So I was at this dinner party the other day and had the chance to visit with an elementary teacher. I happened to know that he was also an artist. I’d seen a mosaic he’d done from buttons. This wasn’t your typical Vacation Bible School project formed from pinto beans and pasta noodles. It was the size of a wall in my home, elaborate, detailed, beautiful.
I asked him what art he was working on now, and one thing led to another and he told me the story of how he had worked with a group of students on a double-glass mosaic, placing glass on top of glass, so that one piece reflects the light of the piece behind it.
Mosaics are one of our earliest art forms.
Sometime in 64 A.D. Nero had his HGTV design team create mosaics on the floors and walls of his new digs, Domus Aurea, after an awful fire destroyed his previous palatial abode.
And long before anyone had ever heard of the Sports Illustrated Bikini issue, artists were pasting together girls in bikinis at the Villa Romana.

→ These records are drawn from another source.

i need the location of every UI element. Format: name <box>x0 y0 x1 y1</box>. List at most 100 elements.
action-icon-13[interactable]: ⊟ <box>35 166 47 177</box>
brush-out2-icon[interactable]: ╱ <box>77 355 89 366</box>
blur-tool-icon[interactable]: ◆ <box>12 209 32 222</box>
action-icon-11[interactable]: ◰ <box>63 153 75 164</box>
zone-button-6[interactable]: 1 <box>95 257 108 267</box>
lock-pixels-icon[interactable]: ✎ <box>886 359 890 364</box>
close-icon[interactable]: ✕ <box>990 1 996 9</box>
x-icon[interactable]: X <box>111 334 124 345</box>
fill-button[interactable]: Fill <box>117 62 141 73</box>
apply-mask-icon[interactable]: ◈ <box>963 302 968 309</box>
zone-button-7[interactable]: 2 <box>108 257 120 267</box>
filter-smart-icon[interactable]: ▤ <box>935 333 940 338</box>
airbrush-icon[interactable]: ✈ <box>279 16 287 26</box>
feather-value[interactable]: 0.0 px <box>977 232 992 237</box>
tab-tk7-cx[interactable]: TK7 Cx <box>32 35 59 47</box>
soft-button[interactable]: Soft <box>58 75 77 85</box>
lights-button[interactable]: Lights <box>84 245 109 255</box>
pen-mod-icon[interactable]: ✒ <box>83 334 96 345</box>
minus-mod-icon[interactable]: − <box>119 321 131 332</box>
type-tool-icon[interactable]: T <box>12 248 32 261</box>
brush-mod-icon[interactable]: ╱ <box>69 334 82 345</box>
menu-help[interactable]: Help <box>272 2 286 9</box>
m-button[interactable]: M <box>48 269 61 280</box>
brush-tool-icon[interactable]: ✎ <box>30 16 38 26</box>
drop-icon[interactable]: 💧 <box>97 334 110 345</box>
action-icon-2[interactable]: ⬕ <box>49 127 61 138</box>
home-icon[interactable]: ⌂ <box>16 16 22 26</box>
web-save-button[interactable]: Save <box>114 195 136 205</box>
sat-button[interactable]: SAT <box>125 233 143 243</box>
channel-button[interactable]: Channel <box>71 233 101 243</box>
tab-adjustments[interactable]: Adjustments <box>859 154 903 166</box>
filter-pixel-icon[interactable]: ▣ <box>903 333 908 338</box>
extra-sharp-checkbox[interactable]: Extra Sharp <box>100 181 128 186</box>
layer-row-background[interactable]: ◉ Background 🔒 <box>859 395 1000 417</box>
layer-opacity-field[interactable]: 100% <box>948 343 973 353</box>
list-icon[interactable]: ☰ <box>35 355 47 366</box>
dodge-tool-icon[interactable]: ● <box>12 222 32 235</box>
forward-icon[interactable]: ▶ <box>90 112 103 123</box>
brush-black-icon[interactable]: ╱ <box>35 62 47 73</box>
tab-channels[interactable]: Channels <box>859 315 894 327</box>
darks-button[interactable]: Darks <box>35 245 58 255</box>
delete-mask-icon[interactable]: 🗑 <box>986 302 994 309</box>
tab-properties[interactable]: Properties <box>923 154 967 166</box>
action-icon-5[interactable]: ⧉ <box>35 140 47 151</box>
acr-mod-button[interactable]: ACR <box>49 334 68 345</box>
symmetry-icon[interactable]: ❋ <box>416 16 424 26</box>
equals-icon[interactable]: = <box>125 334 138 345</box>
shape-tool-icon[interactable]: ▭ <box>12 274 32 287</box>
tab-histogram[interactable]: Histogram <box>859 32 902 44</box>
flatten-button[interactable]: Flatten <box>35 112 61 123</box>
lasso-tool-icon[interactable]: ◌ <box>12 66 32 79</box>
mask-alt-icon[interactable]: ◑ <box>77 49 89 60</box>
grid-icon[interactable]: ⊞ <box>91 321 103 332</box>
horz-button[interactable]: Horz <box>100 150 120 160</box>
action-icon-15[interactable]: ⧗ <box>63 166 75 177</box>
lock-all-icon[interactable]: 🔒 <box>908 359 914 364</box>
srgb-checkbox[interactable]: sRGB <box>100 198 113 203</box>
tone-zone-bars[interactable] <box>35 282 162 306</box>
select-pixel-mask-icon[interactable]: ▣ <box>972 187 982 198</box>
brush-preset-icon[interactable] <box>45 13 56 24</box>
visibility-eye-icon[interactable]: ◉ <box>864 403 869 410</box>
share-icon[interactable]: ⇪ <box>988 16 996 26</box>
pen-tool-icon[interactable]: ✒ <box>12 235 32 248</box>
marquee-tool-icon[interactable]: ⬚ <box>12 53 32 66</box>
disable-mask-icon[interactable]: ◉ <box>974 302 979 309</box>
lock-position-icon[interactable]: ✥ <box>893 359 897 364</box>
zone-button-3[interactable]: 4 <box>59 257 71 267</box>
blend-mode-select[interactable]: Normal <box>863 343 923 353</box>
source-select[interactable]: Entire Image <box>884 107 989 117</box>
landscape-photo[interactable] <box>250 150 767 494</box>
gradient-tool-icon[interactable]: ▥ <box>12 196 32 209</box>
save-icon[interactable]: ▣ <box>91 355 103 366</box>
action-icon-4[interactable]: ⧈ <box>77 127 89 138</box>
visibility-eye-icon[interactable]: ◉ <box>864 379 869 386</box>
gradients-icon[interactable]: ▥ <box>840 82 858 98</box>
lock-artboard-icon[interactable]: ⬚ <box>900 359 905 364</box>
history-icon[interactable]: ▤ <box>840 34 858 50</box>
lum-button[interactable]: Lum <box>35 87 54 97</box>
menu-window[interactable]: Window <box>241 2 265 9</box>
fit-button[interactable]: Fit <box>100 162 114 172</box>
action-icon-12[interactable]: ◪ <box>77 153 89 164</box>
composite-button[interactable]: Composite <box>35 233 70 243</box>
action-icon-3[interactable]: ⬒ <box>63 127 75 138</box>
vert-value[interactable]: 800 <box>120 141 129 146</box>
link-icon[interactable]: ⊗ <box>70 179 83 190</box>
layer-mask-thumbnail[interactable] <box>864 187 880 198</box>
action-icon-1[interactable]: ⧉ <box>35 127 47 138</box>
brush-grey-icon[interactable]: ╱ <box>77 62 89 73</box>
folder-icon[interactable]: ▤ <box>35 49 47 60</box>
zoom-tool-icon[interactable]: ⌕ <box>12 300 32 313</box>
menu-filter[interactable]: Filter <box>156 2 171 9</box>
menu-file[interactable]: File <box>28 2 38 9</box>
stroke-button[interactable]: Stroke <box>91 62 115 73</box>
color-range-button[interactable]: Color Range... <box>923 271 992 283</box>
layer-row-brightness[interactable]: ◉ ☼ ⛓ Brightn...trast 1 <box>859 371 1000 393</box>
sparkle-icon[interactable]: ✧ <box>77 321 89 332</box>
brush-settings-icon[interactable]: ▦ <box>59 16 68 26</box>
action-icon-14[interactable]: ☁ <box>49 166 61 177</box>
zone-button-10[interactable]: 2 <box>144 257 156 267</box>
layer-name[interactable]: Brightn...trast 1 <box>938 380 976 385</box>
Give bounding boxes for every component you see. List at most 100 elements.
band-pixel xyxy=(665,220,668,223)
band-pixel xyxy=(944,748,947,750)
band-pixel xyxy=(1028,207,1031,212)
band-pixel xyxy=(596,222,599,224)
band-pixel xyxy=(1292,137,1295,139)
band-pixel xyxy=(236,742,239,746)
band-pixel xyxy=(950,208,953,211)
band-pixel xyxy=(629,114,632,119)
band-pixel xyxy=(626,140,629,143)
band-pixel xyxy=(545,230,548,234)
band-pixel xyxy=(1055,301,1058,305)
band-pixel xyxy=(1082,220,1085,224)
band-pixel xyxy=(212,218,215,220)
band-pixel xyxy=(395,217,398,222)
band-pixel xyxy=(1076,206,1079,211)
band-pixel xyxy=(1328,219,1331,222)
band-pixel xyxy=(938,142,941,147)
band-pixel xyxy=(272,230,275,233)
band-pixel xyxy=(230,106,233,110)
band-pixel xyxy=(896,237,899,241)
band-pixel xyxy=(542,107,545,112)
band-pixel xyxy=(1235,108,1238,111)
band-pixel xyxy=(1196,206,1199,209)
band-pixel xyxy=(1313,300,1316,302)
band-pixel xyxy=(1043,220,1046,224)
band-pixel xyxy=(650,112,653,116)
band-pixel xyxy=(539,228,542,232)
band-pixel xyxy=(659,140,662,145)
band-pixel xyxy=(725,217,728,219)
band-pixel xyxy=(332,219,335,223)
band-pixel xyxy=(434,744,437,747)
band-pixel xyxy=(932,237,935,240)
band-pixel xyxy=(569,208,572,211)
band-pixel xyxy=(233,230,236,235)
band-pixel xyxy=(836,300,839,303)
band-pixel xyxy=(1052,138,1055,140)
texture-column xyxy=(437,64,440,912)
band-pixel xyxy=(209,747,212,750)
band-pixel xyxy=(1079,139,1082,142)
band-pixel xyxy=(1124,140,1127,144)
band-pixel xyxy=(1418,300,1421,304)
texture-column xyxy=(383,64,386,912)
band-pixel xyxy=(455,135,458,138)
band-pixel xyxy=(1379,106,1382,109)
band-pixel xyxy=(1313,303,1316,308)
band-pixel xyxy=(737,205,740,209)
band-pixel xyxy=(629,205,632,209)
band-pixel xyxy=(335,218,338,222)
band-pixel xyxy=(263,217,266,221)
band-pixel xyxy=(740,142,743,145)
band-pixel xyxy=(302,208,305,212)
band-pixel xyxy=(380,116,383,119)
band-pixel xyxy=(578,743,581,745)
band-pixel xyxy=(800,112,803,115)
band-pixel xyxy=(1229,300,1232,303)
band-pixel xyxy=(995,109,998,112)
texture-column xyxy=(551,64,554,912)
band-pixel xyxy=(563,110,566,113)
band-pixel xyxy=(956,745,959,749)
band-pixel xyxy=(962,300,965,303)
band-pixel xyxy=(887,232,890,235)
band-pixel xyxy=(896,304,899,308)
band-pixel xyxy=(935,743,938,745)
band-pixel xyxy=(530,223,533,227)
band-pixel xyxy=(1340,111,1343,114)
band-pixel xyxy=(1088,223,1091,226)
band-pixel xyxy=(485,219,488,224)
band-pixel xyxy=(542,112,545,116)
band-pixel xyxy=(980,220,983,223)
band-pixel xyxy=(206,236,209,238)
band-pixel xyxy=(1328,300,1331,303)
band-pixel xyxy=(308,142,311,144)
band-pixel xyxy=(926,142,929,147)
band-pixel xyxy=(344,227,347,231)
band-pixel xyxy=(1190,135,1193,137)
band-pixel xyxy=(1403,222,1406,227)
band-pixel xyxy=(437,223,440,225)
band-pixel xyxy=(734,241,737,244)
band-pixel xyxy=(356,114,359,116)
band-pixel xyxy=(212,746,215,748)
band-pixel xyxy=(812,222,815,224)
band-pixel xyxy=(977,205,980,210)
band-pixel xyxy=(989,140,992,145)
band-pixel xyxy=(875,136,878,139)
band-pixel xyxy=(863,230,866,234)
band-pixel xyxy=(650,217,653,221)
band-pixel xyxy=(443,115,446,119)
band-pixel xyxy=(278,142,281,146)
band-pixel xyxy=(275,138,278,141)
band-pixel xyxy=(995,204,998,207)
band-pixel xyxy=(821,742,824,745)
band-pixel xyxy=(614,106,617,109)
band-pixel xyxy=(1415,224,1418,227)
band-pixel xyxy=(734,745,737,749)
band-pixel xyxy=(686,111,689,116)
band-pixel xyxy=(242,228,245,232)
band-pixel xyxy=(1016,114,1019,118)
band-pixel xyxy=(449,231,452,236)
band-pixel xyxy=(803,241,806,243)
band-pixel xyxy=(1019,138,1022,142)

This teacher told me that he and a handful of students created a glass mosaic. Kids who up until then had been known primarily for creating behavioral problems in the classroom. He met with them after school, working off the clock, without pay, as artists and teachers have done since the beginning of time, I suppose.
While they labored over their artwork these kids were focused and diligent. There was no goofing around, no outbursts of frustration, no lagging spirits. There was only focus and creativity. And the accompanying pride that is always the result of creating.
It is when we use our imagination that we become the double-glass mosaic, creation reflecting the Creator.
“Imagination is more important than knowledge. For knowledge is limited to all we now know and understand, while imagination embraces the entire world, and all there ever will be to know and understand.” Albert Einstein
So what sorts of things are you imagining?